Richard Jones - „Verwunschenes England und Irland“

Montag, 9. März 2009

(Bechtermünz, 160 S., HC)
Spätestens durch die prächtigen Fotobände von Simon Marsden und Gerald Axelrod im Eulen Verlag ist das Interesse an britischen Spukorten und Gespenstergeschichten sprunghaft gestiegen. Der englische Forscher, Geisterjäger und Touristenführer Richard Jones unternimmt mit seinem üppig ausgestatteten Reiseführer eine unheimliche Exkursion zu über 130 gespenstischen Orten auf der britischen Insel und verbindet dabei historische Legenden, mündliche Überlieferungen und Augenzeugenberichte zu einem höchst unterhaltsamen, schaurig-schönen Lesevergnügen.
Die einzelnen Kapitel sind nach geografischen Kriterien geordnet, eine Landkarte mit Legende erleichtert die Verortung der einzelnen, zumeist öffentlich zugänglichen Spukorte, so dass jeder Geisterjäger sich leicht selbst auf die Suche nach diesen verwunschenen Orten begeben kann. So erfährt man von irischen Feen, Elfen und Kobolden, von Hexen in Suffolk, Norfolk und Essex, von grausamen Morden und Horrorgeschichten rund um London und dem Grauen, das vom Meer auf die Insel überschwappte. Historische Dokumente, Zeichnungen, unzählige, teils farbige, teils in atmosphärischem Duoton abgelichtete Fotografien (natürlich auch von Simon Marsden) und ein ausführliches Register runden das informative wie unterhaltsame Werk wunderbar ab.

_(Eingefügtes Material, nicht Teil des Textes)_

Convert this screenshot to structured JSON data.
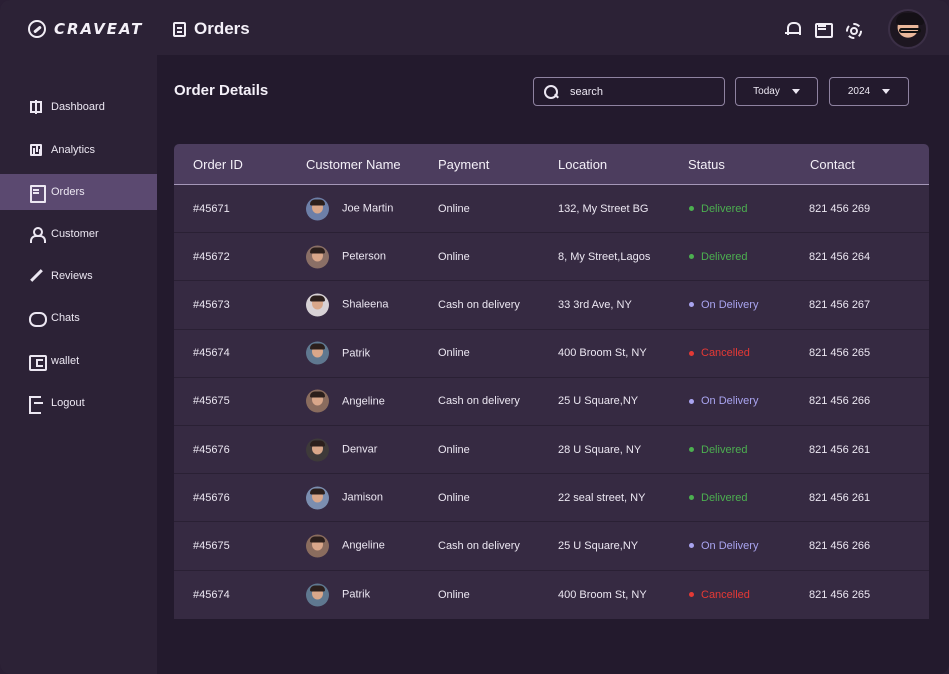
{
  "app": {
    "brand": "CRAVEAT",
    "page_heading": "Orders"
  },
  "sidebar": {
    "items": [
      {
        "label": "Dashboard",
        "icon": "dashboard-icon",
        "active": false
      },
      {
        "label": "Analytics",
        "icon": "analytics-icon",
        "active": false
      },
      {
        "label": "Orders",
        "icon": "orders-icon",
        "active": true
      },
      {
        "label": "Customer",
        "icon": "customer-icon",
        "active": false
      },
      {
        "label": "Reviews",
        "icon": "reviews-icon",
        "active": false
      },
      {
        "label": "Chats",
        "icon": "chat-icon",
        "active": false
      },
      {
        "label": "wallet",
        "icon": "wallet-icon",
        "active": false
      },
      {
        "label": "Logout",
        "icon": "logout-icon",
        "active": false
      }
    ]
  },
  "toolbar": {
    "title": "Order Details",
    "search_placeholder": "search",
    "period": "Today",
    "year": "2024"
  },
  "colors": {
    "accent": "#5b4970",
    "delivered": "#4caf50",
    "on_delivery": "#a9a4f0",
    "cancelled": "#e53935"
  },
  "table": {
    "headers": [
      "Order ID",
      "Customer Name",
      "Payment",
      "Location",
      "Status",
      "Contact"
    ],
    "rows": [
      {
        "id": "#45671",
        "customer": "Joe Martin",
        "payment": "Online",
        "location": "132, My Street BG",
        "status": "Delivered",
        "contact": "821 456 269"
      },
      {
        "id": "#45672",
        "customer": "Peterson",
        "payment": "Online",
        "location": "8, My Street,Lagos",
        "status": "Delivered",
        "contact": "821 456 264"
      },
      {
        "id": "#45673",
        "customer": "Shaleena",
        "payment": "Cash on delivery",
        "location": "33 3rd Ave, NY",
        "status": "On Delivery",
        "contact": "821 456 267"
      },
      {
        "id": "#45674",
        "customer": "Patrik",
        "payment": "Online",
        "location": "400 Broom St, NY",
        "status": "Cancelled",
        "contact": "821 456 265"
      },
      {
        "id": "#45675",
        "customer": "Angeline",
        "payment": "Cash on delivery",
        "location": "25 U Square,NY",
        "status": "On Delivery",
        "contact": "821 456 266"
      },
      {
        "id": "#45676",
        "customer": "Denvar",
        "payment": "Online",
        "location": "28 U Square, NY",
        "status": "Delivered",
        "contact": "821 456 261"
      },
      {
        "id": "#45676",
        "customer": "Jamison",
        "payment": "Online",
        "location": "22 seal street, NY",
        "status": "Delivered",
        "contact": "821 456 261"
      },
      {
        "id": "#45675",
        "customer": "Angeline",
        "payment": "Cash on delivery",
        "location": "25 U Square,NY",
        "status": "On Delivery",
        "contact": "821 456 266"
      },
      {
        "id": "#45674",
        "customer": "Patrik",
        "payment": "Online",
        "location": "400 Broom St, NY",
        "status": "Cancelled",
        "contact": "821 456 265"
      }
    ]
  }
}
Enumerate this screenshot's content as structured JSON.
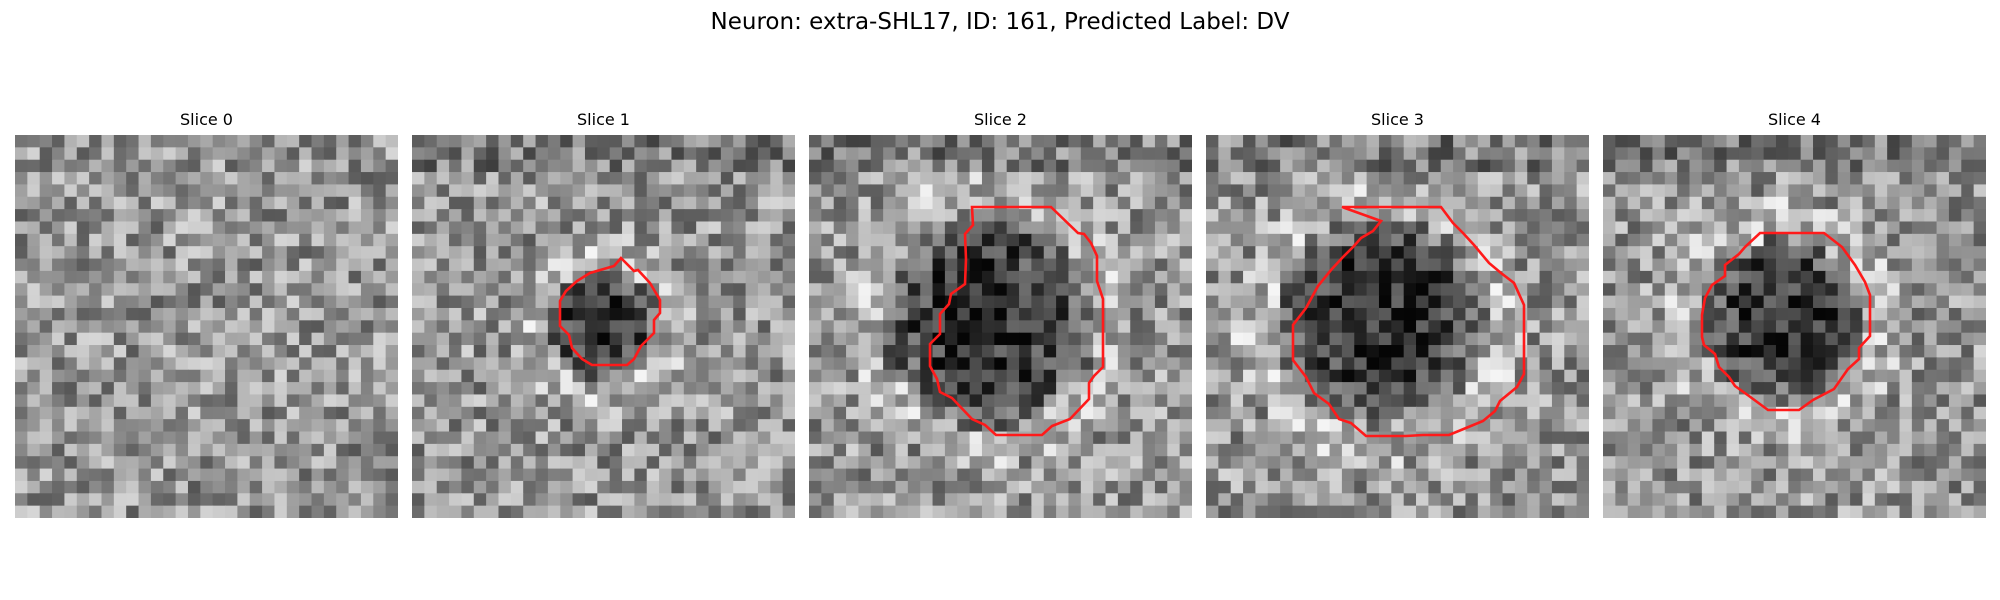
{
  "figure": {
    "title": "Neuron: extra-SHL17, ID: 161, Predicted Label: DV"
  },
  "colors": {
    "contour": "#ff1a1a",
    "background": "#ffffff"
  },
  "panels": [
    {
      "title": "Slice 0",
      "has_contour": false
    },
    {
      "title": "Slice 1",
      "has_contour": true
    },
    {
      "title": "Slice 2",
      "has_contour": true
    },
    {
      "title": "Slice 3",
      "has_contour": true
    },
    {
      "title": "Slice 4",
      "has_contour": true
    }
  ]
}
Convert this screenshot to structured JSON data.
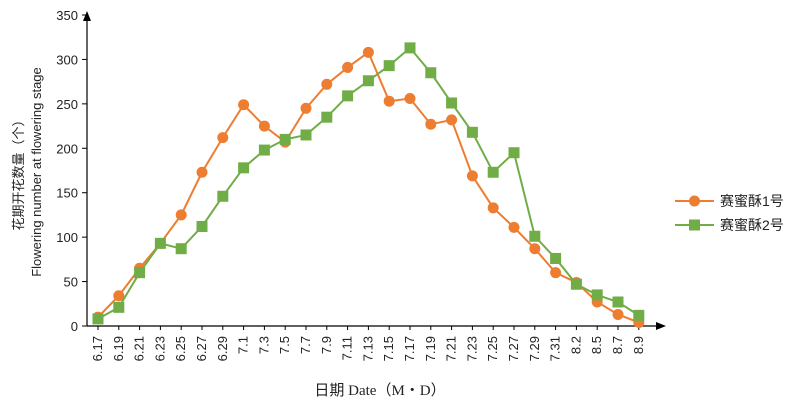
{
  "chart_data": {
    "type": "line",
    "title": "",
    "xlabel": "日期 Date（M・D）",
    "ylabel_line1": "花期开花数量（个）",
    "ylabel_line2": "Flowering number at flowering stage",
    "ylim": [
      0,
      350
    ],
    "y_ticks": [
      "0",
      "50",
      "100",
      "150",
      "200",
      "250",
      "300",
      "350"
    ],
    "categories": [
      "6.17",
      "6.19",
      "6.21",
      "6.23",
      "6.25",
      "6.27",
      "6.29",
      "7.1",
      "7.3",
      "7.5",
      "7.7",
      "7.9",
      "7.11",
      "7.13",
      "7.15",
      "7.17",
      "7.19",
      "7.21",
      "7.23",
      "7.25",
      "7.27",
      "7.29",
      "7.31",
      "8.2",
      "8.5",
      "8.7",
      "8.9"
    ],
    "x_labels": [
      "6.17",
      "6.19",
      "6.21",
      "6.23",
      "6.25",
      "6.27",
      "6.29",
      "7.1",
      "7.3",
      "7.5",
      "7.7",
      "7.9",
      "7.11",
      "7.13",
      "7.15",
      "7.17",
      "7.19",
      "7.21",
      "7.23",
      "7.25",
      "7.27",
      "7.29",
      "7.31",
      "8.2",
      "8.5",
      "8.7",
      "8.9"
    ],
    "legend_position": "right",
    "grid": false,
    "series": [
      {
        "name": "赛蜜酥1号",
        "color": "#ED7D31",
        "marker": "circle",
        "values": [
          10,
          34,
          65,
          93,
          125,
          173,
          212,
          249,
          225,
          207,
          245,
          272,
          291,
          308,
          253,
          256,
          227,
          232,
          169,
          133,
          111,
          87,
          60,
          49,
          27,
          13,
          4
        ]
      },
      {
        "name": "赛蜜酥2号",
        "color": "#70AD47",
        "marker": "square",
        "values": [
          8,
          21,
          60,
          93,
          87,
          112,
          146,
          178,
          198,
          210,
          215,
          235,
          259,
          276,
          293,
          313,
          285,
          251,
          218,
          173,
          195,
          101,
          76,
          47,
          35,
          27,
          12
        ]
      }
    ]
  }
}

Jerome Delafosse - „Im Blutkreis“

(Limes, 414 S., HC)
Nachdem der Wissenschaftler Nathan Falh nach einer missglückten Tauchexpedition mit der „Pole Explorer“ in der Arktis verunglückt ist, wacht er in einem norwegischen Krankenhaus aus dem Koma aus und kann sich an nichts erinnern. Als man ihm im Treppenhaus aber ans Leben will, erwachen Nathans nahkampferprobten Instinkte. Er entledigt sich der Killer und flüchtet nach Paris, wo er seinen ständigen Wohnsitz hat. Doch auch in der leeren Wohnung kommen die Erinnerungen an sein früheres Leben nicht zurück. Ein Fax führt ihn allerdings ins italienische Cesena, wo in einer Bibliothek das mysteriöse „Elias“-Manuskript aufbewahrt wird.
In ihm ist von einem Geheimbund namens „Der Blutkreis“ die Rede. Zusammen mit dem Bibliothekar Ashley Woods versucht Nathan nicht nur, das Geheimnis des mysteriösen Manuskripts und des darin erwähnten Geheimbundes zu entschlüsseln, sondern vor allem auch seine eigene Identität zu erfahren, die nach wie vor im Dunkeln liegt. Doch je mehr das Manuskript seinen Inhalt preisgibt und Nathan die Stätten seines früheren Wirkens aufsucht, desto unheimlicher offenbart sich seine eigene düstere Vergangenheit … Natürlich wird auch das Debüt dieses Franzosen mit Dan Brown verglichen. Obwohl es spannend geschrieben ist, entwickelt sich die Geheimbund-Geschichte erst nach über der Hälfte des Romans und hat dann wenig mit den derzeit so beliebten christlichen Verschwörungstheorien zu tun.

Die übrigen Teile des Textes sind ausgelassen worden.